The communication of quantum financing
Many of the seemingly intractable problems at the core of healthcare are really problems of communication. For instance, over the past few decades, America’s hospitals and clinics have bravely pioneered the use of quantum financing. But they have not sufficiently explained this to their patients, their patients’ families, and the executors of their patients’ estates. We as an industry have to get straight with the public and clearly lay out the theory and the facts of, for instance, Schrodinger’s networks, in which the surgeon that you hired to rebuild your sterno-thoracic cavity is definitely both in your network and out of network at the same time. He or she will not collapse into one state or the other until the moment you rip open the bill they send you afterwards.
Similarly, we will see a big leap in price transparency when we understand the application of Heisenberg’s Uncertainty Principle, which has long existed as an undergirding axiom of hospital finance. For example, you might be able to discover just which items you might be charged for in a given procedure, within a reasonably narrow curve of probability. You might be able to discover exactly how much each item cost at some indeterminate point in the past. You may well be able to discover what an operation like yours cost somebody else last year, or this year in some other state. But if you were to somehow discover exactly what your operation will cost you in this institution this year, your knowing that would collapse space-time as we know it and annihilate at least the institution or possibly even the entire healthcare sector.
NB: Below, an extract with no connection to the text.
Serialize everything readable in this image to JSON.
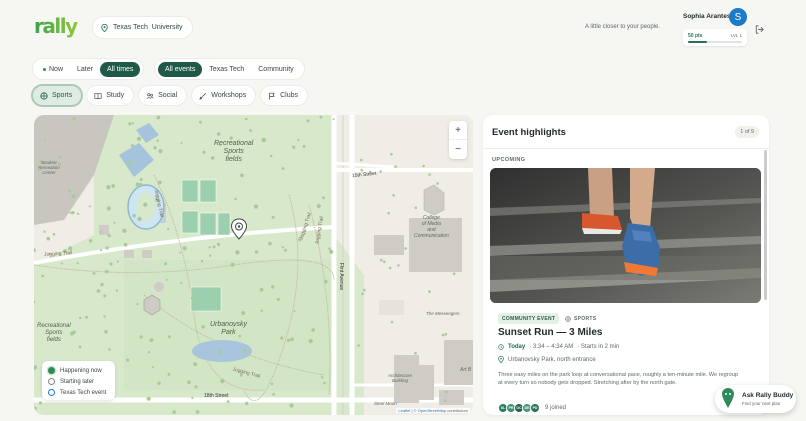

We can anticipate ever greater clarity as the science proceeds. The biggest, deepest cosmological conundrum has long been: How can the universe exist at all? If matter and anti-matter arise randomly and in equal amounts as theory suggests, and they continually combine and annihilate one another, why is there so much more matter than anti-matter in the universe, enough to build planets and stars and forceps and Senators?
When cosmologists and physicists resolve this core problem, I think we will find the answer to the analogous problem in healthcare: Why, with all the discounts and special prices and risk-sharing and all this maniacal curve-bending going on, does healthcare continue to cost more every year, gobbling up more and more of the economy? And the corollary question: At what point does healthcare get so large and eats up so much of the resources available to it that it begins to eat its own tail and soon disappears completely with a barely audible “pop”?
These are serious questions.
After all, the whole healthcare system is derived from evidence-based economic science “in consideration with community standards and wishes” as the CDC directive helpfully suggests.
Which begs the question: Which community? Whose fine standards and wishes are being considered and weighed with the available evidence? A close examination of the design of the vast agglomerated healthcare sector suggests that it’s the warm and charming community of shareholders, bondholders, entrepreneurs, and executives. And of course us, the pundits, podium poohbahs, and grand panjandrums, who will not be out of work for a long long time. Whether we like it or not.